Gary,
Not only is P=IE but E=IR so if
260 = I x 12, R = 0.554 Ohms
Then is E = 10V, I = 18 Amps.
Nuf said.
Gerry
> -----Original Message-----
> From: tjsouz@epix.net [SMTP:tjsouz@epix.net]
> Sent: Tuesday, December 15, 1998 9:37 AM
> To: Gary Kneisley
> Cc: morgans@autox.team.net
> Subject: Re: Halogen headlamps
>
> Gary Kneisley wrote:
> > A neat way to remember the formula is PIE.
> > P=IE
> > Power = I (amps) times Electromotive force (volts)
> > thus
> > 260 watts = 21.66 amps times 12 volts
> > or
> > 260watts/12volts=21.66amps
> > Look what happens if your voltage is low....

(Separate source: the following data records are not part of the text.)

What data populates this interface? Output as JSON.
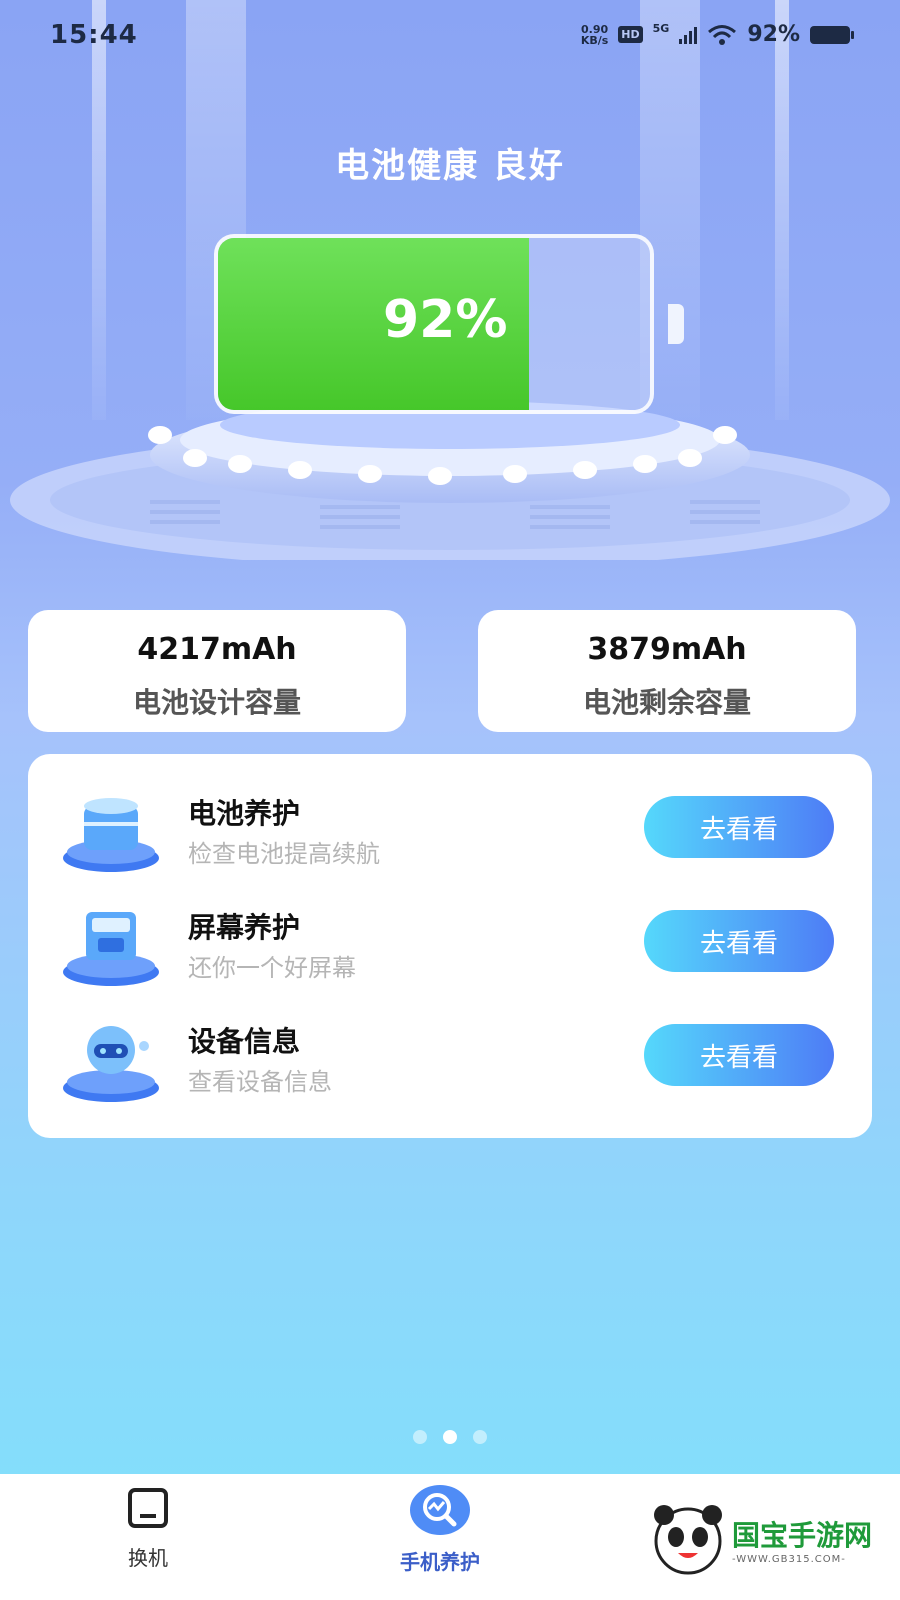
{
  "status_bar": {
    "time": "15:44",
    "speed_value": "0.90",
    "speed_unit": "KB/s",
    "hd_badge": "HD",
    "network": "5G",
    "battery_percent": "92%"
  },
  "header": {
    "health_title": "电池健康 良好"
  },
  "battery": {
    "percent_label": "92%",
    "level": 0.72,
    "fill_color": "#4fd134"
  },
  "capacity_cards": [
    {
      "value": "4217mAh",
      "label": "电池设计容量"
    },
    {
      "value": "3879mAh",
      "label": "电池剩余容量"
    }
  ],
  "functions": [
    {
      "title": "电池养护",
      "subtitle": "检查电池提高续航",
      "button": "去看看",
      "icon": "battery-care-icon"
    },
    {
      "title": "屏幕养护",
      "subtitle": "还你一个好屏幕",
      "button": "去看看",
      "icon": "screen-care-icon"
    },
    {
      "title": "设备信息",
      "subtitle": "查看设备信息",
      "button": "去看看",
      "icon": "device-info-icon"
    }
  ],
  "pager": {
    "count": 3,
    "active_index": 1
  },
  "tabbar": {
    "items": [
      {
        "label": "换机",
        "icon": "phone-switch-icon"
      },
      {
        "label": "手机养护",
        "icon": "phone-care-icon",
        "active": true
      }
    ]
  },
  "watermark": {
    "text": "国宝手游网",
    "sub": "-WWW.GB315.COM-"
  },
  "colors": {
    "accent": "#3b5ec8",
    "button_start": "#55d8fb",
    "button_end": "#4e7cf6"
  }
}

> > 260watts/10volts = 26 amps
> >
> > Gary
> > Grafton, OH
> > 1991 +8
> >
> Hi Gary et al,
> When the voltage drops the headlamps no longer consume 260 watts. The
> resistance of the bulbs stays the same (relatively, there is a change in
> resistance with temperature of the filament), so when the voltage drops
> the current decreases. A depleted battery (read low voltage) produces
> dim headlights. A fully charged battery drives the current through the
> headlamps that gives bright illumination. The highest current occurs
> when the voltage impressed on the circuit is the highest (Ohm's Law).
>
> Regards, Tony
|